La demande des pères dans les associations est celle de
voir plus souvent leurs enfants, la résidence alternée
étant présentée comme un idéal à atteindre,
quand il s'agit pour eux surtout de pouvoir maintenir un lien avec leurs
enfants qu'ils voient peu ou plus du tout. Ils attendent d'être reconnus
et traités comme un parent à égalité avec la
mère, sans avoir pour autant une représentation d'un rôle
prédéterminé pour chacun des deux. La démarche de
ces pères n'est pas celle d'une recherche d'égalité au
sens d'identité, d'être comme une mère, interchangeable.
Prenant acte du mouvement féministe ayant permis aux femmes de
s'émanciper de leur rôle de mère et d'épouse, ils
sont en demande à pouvoir exercer leur fonction parentale par une
présence auprès de leurs enfants, cherchant à
s'émanciper d'un rôle unique de père pourvoyeur de
ressources.
Mais face aux difficultés perçues et
présentées comme insurmontables, ils se disent engagés
dans un combat inégal quand il s'agit de pouvoir concrètement
exercer à égalité l'autorité parentale, visant
à obtenir un libre accès à leurs enfants. Ils s'estiment
dans ce contexte victimes d'une injustice exercée à leur
égard par l'institution, relayée par les mères, et
évoquent en cela un sentiment de trahison. Ainsi ces pères ne se
sentiraient plus soutenus par l'institution qui naguère les
désignait comme garants de l'unité de la famille et se trouvent
dans la situation à devoir prouver qu'ils sont de bons pères,
pour exercer leur rôle parental.
Ainsi, Irène Théry, identifie t elle, comme cela
a été souligné en première partie, le
problème autour du manque de cadre institutionnel de
référence pour accompagner l'émancipation. Les couples se
trouvant désorientés, les situations de conflits conduisent,
selon l'auteur, à une recherche de repères vers un schéma
traditionnel de différenciation sexuelle des rôles, soutenu, dans
les cas de séparation conjugale, par l'institution juridique.
Après avoir exploré la place du père dans
l'évolution de la famille inscrite autour d'un courant de
démocratisation, il apparait que les pères en séparation
conjugale, quand ils revendiquent leur place, font part
d'inégalités parentales les situant comme secondaires.
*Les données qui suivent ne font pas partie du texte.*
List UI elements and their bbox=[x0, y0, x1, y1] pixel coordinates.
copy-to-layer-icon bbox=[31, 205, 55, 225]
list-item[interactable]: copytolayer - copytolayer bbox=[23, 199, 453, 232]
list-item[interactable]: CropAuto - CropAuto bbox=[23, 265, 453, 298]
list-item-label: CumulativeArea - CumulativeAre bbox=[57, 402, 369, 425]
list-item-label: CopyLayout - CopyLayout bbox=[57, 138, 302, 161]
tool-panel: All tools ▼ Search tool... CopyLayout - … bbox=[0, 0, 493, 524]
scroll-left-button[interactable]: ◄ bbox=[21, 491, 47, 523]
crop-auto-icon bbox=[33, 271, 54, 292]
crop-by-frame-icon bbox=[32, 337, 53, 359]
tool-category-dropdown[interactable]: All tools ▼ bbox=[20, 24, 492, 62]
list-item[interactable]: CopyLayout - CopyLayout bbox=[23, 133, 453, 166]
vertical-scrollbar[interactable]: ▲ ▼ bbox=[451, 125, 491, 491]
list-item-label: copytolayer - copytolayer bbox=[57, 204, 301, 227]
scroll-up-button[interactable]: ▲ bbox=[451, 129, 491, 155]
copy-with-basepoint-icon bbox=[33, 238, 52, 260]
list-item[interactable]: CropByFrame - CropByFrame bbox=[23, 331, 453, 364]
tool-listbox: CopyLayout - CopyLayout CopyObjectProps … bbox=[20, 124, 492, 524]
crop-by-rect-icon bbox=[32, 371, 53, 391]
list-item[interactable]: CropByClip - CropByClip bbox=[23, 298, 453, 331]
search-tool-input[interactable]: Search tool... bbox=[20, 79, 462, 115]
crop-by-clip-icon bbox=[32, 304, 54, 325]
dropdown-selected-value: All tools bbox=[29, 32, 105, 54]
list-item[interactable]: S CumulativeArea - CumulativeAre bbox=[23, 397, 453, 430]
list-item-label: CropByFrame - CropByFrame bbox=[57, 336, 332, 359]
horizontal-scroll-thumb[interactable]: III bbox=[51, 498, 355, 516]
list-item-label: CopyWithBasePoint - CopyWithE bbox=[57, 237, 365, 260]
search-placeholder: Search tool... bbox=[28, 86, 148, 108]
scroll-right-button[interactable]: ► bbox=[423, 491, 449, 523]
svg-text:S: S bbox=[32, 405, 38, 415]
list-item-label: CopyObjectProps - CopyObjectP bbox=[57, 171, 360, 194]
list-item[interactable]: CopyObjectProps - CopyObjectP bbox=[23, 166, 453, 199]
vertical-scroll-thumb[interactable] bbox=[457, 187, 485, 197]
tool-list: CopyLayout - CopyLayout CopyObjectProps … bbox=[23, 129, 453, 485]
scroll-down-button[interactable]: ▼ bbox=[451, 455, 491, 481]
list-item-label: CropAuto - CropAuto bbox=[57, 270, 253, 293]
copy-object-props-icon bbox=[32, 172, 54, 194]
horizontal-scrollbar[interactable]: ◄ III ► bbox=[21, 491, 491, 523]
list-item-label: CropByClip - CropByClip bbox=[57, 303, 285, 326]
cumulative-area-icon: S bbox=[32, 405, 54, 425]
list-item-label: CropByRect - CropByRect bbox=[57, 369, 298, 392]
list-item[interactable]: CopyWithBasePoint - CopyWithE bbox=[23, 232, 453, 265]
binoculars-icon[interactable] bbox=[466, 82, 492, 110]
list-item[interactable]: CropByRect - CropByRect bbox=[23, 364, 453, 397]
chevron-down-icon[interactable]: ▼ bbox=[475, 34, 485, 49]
Ainsi, au
regard de la désignation paternelle dans l'histoire de la famille, le
père déchu a été replacé au centre de la
famille dans sa conception matrimoniale. Le passage ensuite du père
institutionnel aux pères relationnels, qui marque l'émancipation
de la cellule familiale, s'accompagne de tensions, à travers une
coexistence de tradition et modernité. Ces tensions apparaissent, en
faisant obstacle à la mise en place de l'égalité, à
travers les témoignages de pères séparés en
revendication d'une place. Aussi, les freins à la mise en place de
l'égalité des sexes dans la famille, décrits par les
sociologues, semblent être illustrés par le discours des
pères dans les associations, autour de la permanence d'une
intériorisation de la division sexuelle des rôles parentaux
soutenue par les institutions. D'où l'inadéquation entre une
institution inégalitaire et le courant d'émancipation familiale,
qui laisse les pères séparés dans le désarroi,
alors que les mères sont surchargées.